O que estimula nosso manifesto é o fato de que não há no momento evidências científicas que suportem que esta alternância constante entre medicamentos biológicos similares não leva a perda de eficácia ou aumento de riscos ao paciente estável em sua terapia biológica.

Esta potencial ação de substituição automática sem um registro específico também poderá gerar importante impacto na rastreabilidade de possíveis efeitos adversos resultados do uso desses medicamentos, promovendo mais dificuldades em programas de farmacovigilância. 

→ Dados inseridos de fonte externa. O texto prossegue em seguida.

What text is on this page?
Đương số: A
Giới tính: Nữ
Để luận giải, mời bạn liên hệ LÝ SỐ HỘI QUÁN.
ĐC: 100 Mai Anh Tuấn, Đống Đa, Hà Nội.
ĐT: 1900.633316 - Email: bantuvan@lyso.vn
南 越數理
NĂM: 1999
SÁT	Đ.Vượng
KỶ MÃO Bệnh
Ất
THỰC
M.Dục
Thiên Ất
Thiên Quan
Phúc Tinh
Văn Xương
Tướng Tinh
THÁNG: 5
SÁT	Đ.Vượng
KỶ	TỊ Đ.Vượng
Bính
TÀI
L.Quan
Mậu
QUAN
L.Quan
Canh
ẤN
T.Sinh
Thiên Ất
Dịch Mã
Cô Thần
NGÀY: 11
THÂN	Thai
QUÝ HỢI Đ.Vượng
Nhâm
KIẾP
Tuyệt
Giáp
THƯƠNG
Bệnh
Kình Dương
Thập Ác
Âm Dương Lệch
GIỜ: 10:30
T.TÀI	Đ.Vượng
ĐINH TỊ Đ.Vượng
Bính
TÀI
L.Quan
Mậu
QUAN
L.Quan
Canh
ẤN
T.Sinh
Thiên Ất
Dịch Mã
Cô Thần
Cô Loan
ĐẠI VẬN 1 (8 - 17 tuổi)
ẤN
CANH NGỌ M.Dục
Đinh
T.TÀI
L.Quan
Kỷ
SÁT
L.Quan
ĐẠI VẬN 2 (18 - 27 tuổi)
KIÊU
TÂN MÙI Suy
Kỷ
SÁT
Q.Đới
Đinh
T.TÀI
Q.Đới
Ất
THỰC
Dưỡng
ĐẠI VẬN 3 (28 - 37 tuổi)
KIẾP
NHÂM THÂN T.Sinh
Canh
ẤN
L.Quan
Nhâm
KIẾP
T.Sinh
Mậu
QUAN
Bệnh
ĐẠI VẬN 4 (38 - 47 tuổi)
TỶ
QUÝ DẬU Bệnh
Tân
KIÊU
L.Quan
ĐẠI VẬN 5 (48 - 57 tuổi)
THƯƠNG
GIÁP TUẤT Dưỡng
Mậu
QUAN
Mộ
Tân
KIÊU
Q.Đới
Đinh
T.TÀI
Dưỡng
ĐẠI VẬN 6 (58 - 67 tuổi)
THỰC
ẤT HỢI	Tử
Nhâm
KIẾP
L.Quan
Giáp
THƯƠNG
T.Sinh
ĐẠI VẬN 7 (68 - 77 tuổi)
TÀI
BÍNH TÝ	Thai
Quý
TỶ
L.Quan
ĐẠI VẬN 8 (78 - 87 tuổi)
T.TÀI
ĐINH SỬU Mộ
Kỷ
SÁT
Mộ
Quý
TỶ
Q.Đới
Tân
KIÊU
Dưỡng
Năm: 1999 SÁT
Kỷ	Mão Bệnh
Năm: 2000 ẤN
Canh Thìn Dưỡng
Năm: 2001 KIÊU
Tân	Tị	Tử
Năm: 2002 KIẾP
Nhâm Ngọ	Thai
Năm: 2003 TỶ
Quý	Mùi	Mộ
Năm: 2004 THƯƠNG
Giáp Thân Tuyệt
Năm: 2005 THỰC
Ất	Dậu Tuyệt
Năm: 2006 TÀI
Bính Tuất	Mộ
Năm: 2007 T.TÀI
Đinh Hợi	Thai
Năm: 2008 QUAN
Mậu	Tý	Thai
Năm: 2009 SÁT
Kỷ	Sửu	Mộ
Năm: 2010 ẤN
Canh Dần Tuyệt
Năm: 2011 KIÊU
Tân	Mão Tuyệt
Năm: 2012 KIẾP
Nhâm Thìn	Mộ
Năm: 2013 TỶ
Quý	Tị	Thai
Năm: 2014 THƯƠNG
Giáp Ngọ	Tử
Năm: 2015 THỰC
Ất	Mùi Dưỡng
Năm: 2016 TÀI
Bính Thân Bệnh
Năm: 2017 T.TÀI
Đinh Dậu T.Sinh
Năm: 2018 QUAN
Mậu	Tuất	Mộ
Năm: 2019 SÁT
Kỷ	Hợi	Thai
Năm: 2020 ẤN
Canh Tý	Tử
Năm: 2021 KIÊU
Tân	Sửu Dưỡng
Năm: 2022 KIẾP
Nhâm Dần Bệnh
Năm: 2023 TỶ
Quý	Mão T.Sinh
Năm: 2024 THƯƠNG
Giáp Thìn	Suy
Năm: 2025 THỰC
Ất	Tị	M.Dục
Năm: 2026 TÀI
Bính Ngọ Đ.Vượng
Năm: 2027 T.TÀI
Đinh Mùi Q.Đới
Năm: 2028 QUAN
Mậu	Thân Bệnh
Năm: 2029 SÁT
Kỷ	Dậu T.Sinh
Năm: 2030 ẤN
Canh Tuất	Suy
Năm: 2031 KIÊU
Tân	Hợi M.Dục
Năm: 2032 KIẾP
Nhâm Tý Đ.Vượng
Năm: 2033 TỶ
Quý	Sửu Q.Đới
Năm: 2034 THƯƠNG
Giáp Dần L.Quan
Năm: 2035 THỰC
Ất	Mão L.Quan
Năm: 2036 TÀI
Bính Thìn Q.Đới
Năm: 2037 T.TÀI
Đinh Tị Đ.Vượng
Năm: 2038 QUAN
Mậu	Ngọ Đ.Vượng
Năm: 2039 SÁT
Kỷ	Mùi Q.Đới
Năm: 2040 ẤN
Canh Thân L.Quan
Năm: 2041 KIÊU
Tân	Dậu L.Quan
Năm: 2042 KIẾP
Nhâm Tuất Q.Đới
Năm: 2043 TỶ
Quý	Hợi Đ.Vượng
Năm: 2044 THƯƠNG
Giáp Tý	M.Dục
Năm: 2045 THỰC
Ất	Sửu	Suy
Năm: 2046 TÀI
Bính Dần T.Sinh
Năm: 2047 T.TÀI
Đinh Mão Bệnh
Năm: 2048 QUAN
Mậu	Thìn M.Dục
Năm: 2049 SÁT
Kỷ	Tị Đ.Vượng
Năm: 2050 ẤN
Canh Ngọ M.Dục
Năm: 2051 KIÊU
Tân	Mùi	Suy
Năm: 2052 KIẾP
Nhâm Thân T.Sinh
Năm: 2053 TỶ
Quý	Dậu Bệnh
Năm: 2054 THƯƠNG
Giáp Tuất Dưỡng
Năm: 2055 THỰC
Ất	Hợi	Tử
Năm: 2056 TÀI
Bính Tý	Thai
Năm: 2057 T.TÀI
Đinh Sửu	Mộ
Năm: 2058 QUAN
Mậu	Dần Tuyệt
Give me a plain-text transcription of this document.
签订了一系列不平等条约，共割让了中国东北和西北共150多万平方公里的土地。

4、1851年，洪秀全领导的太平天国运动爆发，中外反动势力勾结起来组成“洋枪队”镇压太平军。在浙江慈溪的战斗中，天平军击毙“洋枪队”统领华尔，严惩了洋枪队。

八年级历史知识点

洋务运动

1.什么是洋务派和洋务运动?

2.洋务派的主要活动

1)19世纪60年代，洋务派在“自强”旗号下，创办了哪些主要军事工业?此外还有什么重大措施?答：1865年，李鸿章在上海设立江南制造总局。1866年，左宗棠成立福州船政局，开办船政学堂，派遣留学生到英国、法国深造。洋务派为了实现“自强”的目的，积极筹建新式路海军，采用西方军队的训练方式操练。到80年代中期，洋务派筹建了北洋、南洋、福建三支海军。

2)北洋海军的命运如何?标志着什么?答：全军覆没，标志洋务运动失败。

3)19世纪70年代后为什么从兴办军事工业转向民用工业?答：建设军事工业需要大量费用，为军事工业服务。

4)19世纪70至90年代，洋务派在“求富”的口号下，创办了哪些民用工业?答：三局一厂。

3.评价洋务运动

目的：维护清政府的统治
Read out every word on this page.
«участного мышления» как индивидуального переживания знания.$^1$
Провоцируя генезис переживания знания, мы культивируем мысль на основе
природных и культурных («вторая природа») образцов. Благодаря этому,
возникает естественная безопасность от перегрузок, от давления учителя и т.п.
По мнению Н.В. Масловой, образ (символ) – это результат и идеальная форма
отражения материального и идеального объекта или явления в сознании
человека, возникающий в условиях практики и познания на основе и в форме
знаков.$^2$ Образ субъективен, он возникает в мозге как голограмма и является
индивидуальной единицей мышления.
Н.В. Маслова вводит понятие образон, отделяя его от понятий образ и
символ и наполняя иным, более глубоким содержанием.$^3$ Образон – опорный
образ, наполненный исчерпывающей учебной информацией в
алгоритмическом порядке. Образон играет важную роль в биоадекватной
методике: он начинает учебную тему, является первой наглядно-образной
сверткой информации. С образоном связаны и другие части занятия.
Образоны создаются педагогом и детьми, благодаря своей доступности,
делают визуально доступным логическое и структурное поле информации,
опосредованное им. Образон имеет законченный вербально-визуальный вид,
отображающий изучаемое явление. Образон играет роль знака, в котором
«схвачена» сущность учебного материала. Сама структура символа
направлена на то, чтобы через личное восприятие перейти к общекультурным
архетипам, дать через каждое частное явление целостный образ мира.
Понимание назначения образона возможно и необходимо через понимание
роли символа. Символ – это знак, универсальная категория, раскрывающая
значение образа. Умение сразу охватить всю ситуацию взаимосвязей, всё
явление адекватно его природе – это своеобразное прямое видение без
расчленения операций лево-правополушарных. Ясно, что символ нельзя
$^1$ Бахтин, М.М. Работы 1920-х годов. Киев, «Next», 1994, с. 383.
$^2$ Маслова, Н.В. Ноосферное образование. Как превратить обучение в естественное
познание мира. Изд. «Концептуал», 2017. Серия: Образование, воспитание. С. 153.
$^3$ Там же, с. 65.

Nesse sentido, sugerimos a adoção de medidas preventivas para maior segurança dos pacientes.

São elas:

  • Criação de mecanismo de identificação único para cada medicamento a ser acrescido ao INN (DCB), que diferencie os medicamentos de referência e todos os seus biossimilares, ou a adoção de um mecanismo universal de identificação única como o “Qualificador Biológico” em discussão pela Organização Mundial de Saúde.
  • Criação de documento a ser entregue ao paciente no momento da entrega e/ou administração do medicamento, contendo informações como nome do paciente, nome do médico assistente, nome comercial, fabricante, lote, país de origem, prazo de validade, INN (DCB) com qualificador biológico.
  • Transparência na demonstração dos resultados das discussões do grupo de trabalho sobre medicamentos biológicos.
  • Criação de políticas públicas sobre intercambialidade, com a participação ativa das sociedades científicas e sociedade civil organizada (organização de pacientes).
  • Promoção de discussões com as entidades participantes do sistema único de saúde (Ministério da Saúde e Secretarias Estaduais de Saúde) com o objetivo de buscar soluções práticas que garantam a segurança dos pacientes no uso de medicamentos biológico.

O objetivo principal deste documento é buscar a participação ativa das associações de pacientes nas discussões sobre o tema, e fazer com que as suas experiências sejam levadas em consideração nos processos decisórios relacionados à avaliação, compra e distribuição dos medicamentos biológicos, garantindo a segurança dos pacientes. 

Sugerimos ações efetivas do Ministério da Saúde no sentido de estar em concordância com a Agência de Vigilância Sanitária e sociedade civil técnica e de pacientes, além de promover capacitação de seus profissionais que trabalham na dispensação dos medicamentos a fim de melhor conhecer os medicamentos com os quais estão trabalhando, entender os riscos associados à substituição automática desses medicamentos, além de estarem aptos a orientar os pacientes quanto ao uso e armazenamento desses medicamentos.

Desde já solicitamos através deste documento a oportunidade de colaborar com a construção do modelo adequado de políticas públicas que venham resguardar a segurança e qualidade de vida dos pacientes brasileiros usuários e potenciais usuários de medicamentos biotecnológicos.

Manifesto atualizado em 29 de maio de 2019.